То была одна из блестящих идей Перальты, он не любил ничего разжевывать, но на сей раз немного отступил от своих правил и сказал, что это как история с украденным письмом. Эстевес поначалу не понял и уставился на него, ожидая, что последует дальше; Перальта пожал плечами, точно смиряясь с неизбежным, и протянул ему билет на бокс, Эстевес увидел крупную цифру 3, напечатанную красным на желтом фоне, а внизу – 235; но уже раньше, как не заметить этих букв, так и лезущих в глаза: МОНСОН – НАПОЛЕС. Второй билет передадут Вальтеру, сказал Перальта. Ты придешь туда до начала боев (он никогда не повторял своих инструкций, и Эстевес слушал, запоминая каждую фразу), а Вальтер появится в середине первого предварительного, у него место справа от тебя. Будь внимателен, знаешь, люди в последнюю минуту начинают перебегать, искать места получше, скажи ему что-нибудь по-испански, чтобы не сомневаться. Он придет с такой сумкой, какие носят хиппи, положит ее между вами, если там скамья, или на пол, если стулья. Разговаривай с ним только о боксе и заметь, кто сидит вокруг, наверняка там будут мексиканцы и аргентинцы, хорошенько следи за ними, когда будешь класть в сумку пакет. Вальтер знает, что сумка должна быть открыта? – спросил Эстевес. Да, ответил Перальта, словно сдувая муху с лацкана, только дождись финала, когда уже никто не будет отвлекаться. Глядя на Монсона, особенно не отвлечешься, сказал Эстевес. На «Мантекилью» – тоже, сказал Перальта. Запомни, никакой болтовни. Вальтер уйдет первым, ты подожди, пока основной народ пройдет, и выходи через другую дверь.
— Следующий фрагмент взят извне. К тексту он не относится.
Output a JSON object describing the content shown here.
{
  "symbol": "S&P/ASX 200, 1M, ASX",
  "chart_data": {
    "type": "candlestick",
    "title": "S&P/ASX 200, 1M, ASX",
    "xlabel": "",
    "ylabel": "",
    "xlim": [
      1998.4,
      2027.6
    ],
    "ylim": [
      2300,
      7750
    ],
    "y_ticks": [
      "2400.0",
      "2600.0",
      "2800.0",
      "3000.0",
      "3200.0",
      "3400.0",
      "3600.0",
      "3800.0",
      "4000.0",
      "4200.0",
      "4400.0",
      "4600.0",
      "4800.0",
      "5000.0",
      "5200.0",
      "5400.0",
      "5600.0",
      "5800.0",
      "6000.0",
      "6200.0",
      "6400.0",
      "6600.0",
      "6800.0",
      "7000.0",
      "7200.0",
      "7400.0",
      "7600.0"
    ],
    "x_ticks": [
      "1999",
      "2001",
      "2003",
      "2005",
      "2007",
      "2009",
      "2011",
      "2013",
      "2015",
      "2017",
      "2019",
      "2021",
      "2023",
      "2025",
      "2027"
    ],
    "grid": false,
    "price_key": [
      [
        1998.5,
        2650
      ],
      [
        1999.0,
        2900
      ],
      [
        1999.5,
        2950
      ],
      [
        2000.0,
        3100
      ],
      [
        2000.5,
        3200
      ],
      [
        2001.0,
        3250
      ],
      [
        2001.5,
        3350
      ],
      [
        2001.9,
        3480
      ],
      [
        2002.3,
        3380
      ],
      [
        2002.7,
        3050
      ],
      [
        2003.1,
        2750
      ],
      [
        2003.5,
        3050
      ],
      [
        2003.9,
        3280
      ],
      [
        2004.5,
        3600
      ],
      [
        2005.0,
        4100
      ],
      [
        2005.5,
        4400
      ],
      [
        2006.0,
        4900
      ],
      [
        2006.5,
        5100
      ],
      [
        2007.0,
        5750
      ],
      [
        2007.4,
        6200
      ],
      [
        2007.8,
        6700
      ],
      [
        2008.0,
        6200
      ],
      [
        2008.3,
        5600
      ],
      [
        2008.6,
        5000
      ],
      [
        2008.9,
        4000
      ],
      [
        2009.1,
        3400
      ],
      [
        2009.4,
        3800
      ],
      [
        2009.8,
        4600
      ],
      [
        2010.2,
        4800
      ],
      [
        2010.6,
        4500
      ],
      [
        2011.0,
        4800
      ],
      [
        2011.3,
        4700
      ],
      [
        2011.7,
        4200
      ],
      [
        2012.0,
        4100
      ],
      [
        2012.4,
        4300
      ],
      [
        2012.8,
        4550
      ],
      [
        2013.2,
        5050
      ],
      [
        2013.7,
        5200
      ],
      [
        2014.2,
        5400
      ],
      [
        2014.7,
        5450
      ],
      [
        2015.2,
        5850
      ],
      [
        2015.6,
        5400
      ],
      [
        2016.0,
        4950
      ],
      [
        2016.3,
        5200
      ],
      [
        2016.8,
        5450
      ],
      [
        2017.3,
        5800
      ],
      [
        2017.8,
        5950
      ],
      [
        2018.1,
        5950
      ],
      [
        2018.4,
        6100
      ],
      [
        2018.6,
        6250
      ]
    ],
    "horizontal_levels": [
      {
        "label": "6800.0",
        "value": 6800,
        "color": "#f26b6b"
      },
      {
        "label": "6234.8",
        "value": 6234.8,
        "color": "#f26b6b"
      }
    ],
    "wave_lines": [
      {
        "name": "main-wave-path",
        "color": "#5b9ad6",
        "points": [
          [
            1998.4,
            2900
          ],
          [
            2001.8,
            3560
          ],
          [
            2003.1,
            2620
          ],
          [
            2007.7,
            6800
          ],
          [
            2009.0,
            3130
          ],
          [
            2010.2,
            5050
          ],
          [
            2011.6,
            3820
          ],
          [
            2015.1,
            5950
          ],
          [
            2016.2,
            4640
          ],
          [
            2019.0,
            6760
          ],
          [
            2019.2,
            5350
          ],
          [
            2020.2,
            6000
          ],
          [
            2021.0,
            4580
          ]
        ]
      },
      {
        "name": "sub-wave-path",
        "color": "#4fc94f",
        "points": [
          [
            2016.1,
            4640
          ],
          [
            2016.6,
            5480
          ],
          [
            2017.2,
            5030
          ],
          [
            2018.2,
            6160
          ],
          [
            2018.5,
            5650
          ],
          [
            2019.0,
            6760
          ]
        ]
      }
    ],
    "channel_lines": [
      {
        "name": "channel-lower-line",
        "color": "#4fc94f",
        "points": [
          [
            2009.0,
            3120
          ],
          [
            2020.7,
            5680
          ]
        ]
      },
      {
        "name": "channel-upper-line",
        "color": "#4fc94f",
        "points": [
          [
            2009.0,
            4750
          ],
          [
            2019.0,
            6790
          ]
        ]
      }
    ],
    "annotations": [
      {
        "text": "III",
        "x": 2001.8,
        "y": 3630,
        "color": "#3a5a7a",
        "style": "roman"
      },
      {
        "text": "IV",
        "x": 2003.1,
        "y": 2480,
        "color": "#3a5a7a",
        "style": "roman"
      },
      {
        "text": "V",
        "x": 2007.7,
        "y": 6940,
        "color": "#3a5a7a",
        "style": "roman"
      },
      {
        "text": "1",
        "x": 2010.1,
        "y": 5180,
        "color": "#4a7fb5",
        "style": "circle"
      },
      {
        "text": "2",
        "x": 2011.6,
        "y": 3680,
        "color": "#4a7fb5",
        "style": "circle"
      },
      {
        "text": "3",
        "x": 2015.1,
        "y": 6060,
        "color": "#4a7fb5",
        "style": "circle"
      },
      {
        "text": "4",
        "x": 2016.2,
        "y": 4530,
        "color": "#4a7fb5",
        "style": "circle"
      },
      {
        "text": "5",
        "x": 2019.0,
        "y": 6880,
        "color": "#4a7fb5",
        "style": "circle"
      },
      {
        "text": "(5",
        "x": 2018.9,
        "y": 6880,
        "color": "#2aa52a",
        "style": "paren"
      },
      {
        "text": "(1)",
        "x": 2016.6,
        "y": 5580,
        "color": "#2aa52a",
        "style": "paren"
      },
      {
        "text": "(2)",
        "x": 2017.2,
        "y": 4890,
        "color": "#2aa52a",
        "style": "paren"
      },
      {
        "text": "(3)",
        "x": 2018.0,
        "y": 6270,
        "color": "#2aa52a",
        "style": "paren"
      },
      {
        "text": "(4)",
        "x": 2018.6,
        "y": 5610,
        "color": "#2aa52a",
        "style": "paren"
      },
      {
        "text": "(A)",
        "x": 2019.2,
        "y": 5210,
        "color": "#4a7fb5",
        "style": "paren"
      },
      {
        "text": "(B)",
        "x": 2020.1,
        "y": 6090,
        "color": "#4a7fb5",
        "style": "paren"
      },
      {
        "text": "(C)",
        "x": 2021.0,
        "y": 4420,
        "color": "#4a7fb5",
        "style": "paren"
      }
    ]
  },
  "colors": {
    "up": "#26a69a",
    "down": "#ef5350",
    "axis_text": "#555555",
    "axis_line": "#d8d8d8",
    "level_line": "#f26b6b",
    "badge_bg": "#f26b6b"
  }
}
Он снова напоследок обдумал все это, пока ехал в метро до станции Дефанс, среди пассажиров, тоже, видно, направлявшихся на бокс, мужчины по трое, по четыре, французы, отмеченные печатью двойного поражения, которое Монсон нанес Буттье, жаждущие хотя бы частичного реванша, хотя бы неудачи Монсона, или втайне уже ставшие его болельщиками. Ну не гений ли Перальта – поручить ему это дело, наверное особо важное, раз исходит от «самого», и в придачу устроить так, что он сможет посмотреть потрясающую схватку – схватку для миллионеров. Эстевес уже понял намек на украденное письмо, кому придет в голову, что они с Вальтером встретятся на боксе, в сущности, дело было не в месте встречи, которую можно организовать в тысяче точек Парижа, но в дальновидности Перальты, который все так тщательно учел и взвесил. Те, кто станет следить за Вальтером или за ним самим, привыкли к встречам в кино, или в кафе, или в квартире, но сюда пускают лишь людей с большими деньгами, и если за ними кто-нибудь увяжется, тут он останется с носом – у входа в цирковой шатер, поставленный Аленом Делоном; сюда уж никто не войдет без желтой бумажки, а билеты распроданы неделю назад, об этом писали все газеты. И кроме того – еще один плюс Перальте,- если за ним или за Вальтером будут следить, не увидят вместе ни при входе, ни при выходе, просто два болельщика среди тысяч и тысяч, выносящихся, точно клубы дыма, из метро и из автобусов, идущих все гуще по мере того, как дорога становится общей для всех, а час начала приближается.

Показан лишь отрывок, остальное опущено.